Wednesday, April 1, 2009

Let Us Eat Lettuce

Lettuce is one of my favorite foods. If you asked my kids what their Mommy likes to eat the most, without a doubt they would tell you that my favorite food is salad. My favorite food is really good European milk chocolate and jumbo shrimp steamed with Old Bay seasoning (but not together), but beyond that it is probably salad. Take me to any restaurant and I’m likely to pick out a funky interesting salad over the prime rib. This time of year lettuce is eating up my grocery bill. But come summer that will all change thanks to lettuce boxes. It used to be that in this climate the only time of year you could count on lettuce in your garden was late spring in to early summer. Once the big heat arrives, lettuce just bolts straightaway. But I’ve discovered a wonderful secret. Sometime last winter Organic Gardening magazine (another must read) published plans for a “lettuce box” and I quickly began badgering my husband. True to form he built me a lettuce box even better than the one in the magazine.
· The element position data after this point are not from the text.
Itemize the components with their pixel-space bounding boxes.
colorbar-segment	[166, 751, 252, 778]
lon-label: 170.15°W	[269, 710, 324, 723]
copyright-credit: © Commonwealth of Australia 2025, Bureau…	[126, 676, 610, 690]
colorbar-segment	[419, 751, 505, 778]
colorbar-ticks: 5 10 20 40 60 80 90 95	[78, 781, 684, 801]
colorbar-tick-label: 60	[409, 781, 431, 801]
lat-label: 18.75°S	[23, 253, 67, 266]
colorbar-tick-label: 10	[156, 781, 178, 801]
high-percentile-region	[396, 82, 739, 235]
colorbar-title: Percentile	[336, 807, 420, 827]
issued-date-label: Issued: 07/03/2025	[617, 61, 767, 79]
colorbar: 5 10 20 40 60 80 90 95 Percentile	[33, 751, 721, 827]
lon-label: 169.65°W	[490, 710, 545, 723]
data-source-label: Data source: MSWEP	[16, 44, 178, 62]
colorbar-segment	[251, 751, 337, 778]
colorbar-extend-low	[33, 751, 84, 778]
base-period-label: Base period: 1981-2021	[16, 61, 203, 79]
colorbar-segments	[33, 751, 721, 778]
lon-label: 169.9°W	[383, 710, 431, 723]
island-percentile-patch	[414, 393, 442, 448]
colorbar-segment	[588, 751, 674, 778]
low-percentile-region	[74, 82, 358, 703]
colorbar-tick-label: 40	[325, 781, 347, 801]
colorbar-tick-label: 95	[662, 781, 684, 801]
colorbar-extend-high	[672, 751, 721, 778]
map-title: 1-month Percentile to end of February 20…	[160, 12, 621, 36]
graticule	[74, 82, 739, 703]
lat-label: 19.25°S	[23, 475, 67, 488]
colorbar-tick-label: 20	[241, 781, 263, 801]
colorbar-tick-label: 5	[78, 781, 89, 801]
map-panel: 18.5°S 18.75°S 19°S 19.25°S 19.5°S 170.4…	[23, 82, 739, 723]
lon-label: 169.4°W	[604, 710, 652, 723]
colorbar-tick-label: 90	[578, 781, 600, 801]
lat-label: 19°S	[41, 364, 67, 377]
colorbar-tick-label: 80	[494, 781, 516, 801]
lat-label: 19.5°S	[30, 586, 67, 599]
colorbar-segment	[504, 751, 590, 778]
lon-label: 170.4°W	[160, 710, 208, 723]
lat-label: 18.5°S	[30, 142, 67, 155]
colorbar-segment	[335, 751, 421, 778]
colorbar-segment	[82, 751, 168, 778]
What’s so great about a lettuce box? And for that matter what is a lettuce box? A lettuce box is a movable growing near constant salad. It is a box of any size (mine are about 2 feet by 3 feet) built with a depth of only about 4-6 inches. Lettuce doesn’t need deep soil to thrive. It has handles on the ends and a bottom made of wire mesh and lined with biodegradable plastic mulch sheets. Built out of relatively light wood, just about anyone can move it, even when loaded with rich organic soil.

My boxes do fine in one location all spring, but once the heat arrives, I began to move them daily. I let them luxuriate in the sun some mornings and move them to the shade come afternoon. By doing this I am able to grow lettuce all the way through summer and into the fall. If it got unbearably hot I could have moved them inside, but last summer was a fluke around here and we never got the killer heat at all. In the original magazine article it showed someone arriving for a cookout with their lettuce box in tow – that’s a little over the top, even for me, but you could do it.

The lettuce box is the perfect solution for people who have too much sun or too little garden space. I keep two boxes going so that when one is still emerging the other is in full bloom. I dream of a third or even a fourth, but for now I’m working with two. I do still grow some of the bigger lettuces in my garden. The boxes are better for loose leaf and smaller types of lettuce like tom thumb. This past week I got my first box up and running. While I wait for the lettuce to germinate, it’s living in my mudroom, but I’m hopeful that the box will be outside full time in a week or two.

I’m sure you can build your own without the help of the plans, but if you need them look online at (search for “salad box”). Lettuce boxes could also be made out of window boxes or pots, depending on your lettuce needs. Mine are many, hence the multiple boxes.

While we wait for our lettuce, here’s my latest favorite salad dressing –

Asian Vinigrette
½ cup seasoned rice vinegar (splurge and buy a good one)
½ cup canola or safflower oil
½ teaspoon crushed garlic
1/8 teaspoon of stevia (or 2 tablespoons of sugar)
¼ teaspoon salt
½ teaspoon pepper (less if you’re not a big pepper fan)

Combine in a jar and shake until well mixed. Delish. Try it with cashews and croutons – simple and wonderful. I’ve been eating it for my lunch for weeks. Today I made it with orange flavored stevia - I may be addicted.


  1. The one in the picture was made with one piece of 5/4 by 6 inch cedar deck board (not pressure treated pine), 8 feet long. Stainless screws are best. The bottom is galvanized "rabbit fence". Cut about 1/2 inch off the edge of board, attach fence material with a staple gun, the nail back the 1/2 inch strip with stainless nails to make a tidy scene.

  2. I've always had a fantasy about growing my own lettuce. Some people fantasize about...well, you know. And some people fantasize about winning the lottery. (My other big fantasy is about getting hardwood flooring.) I'm going to try this. I even have $5 off coupon from Tru-Value!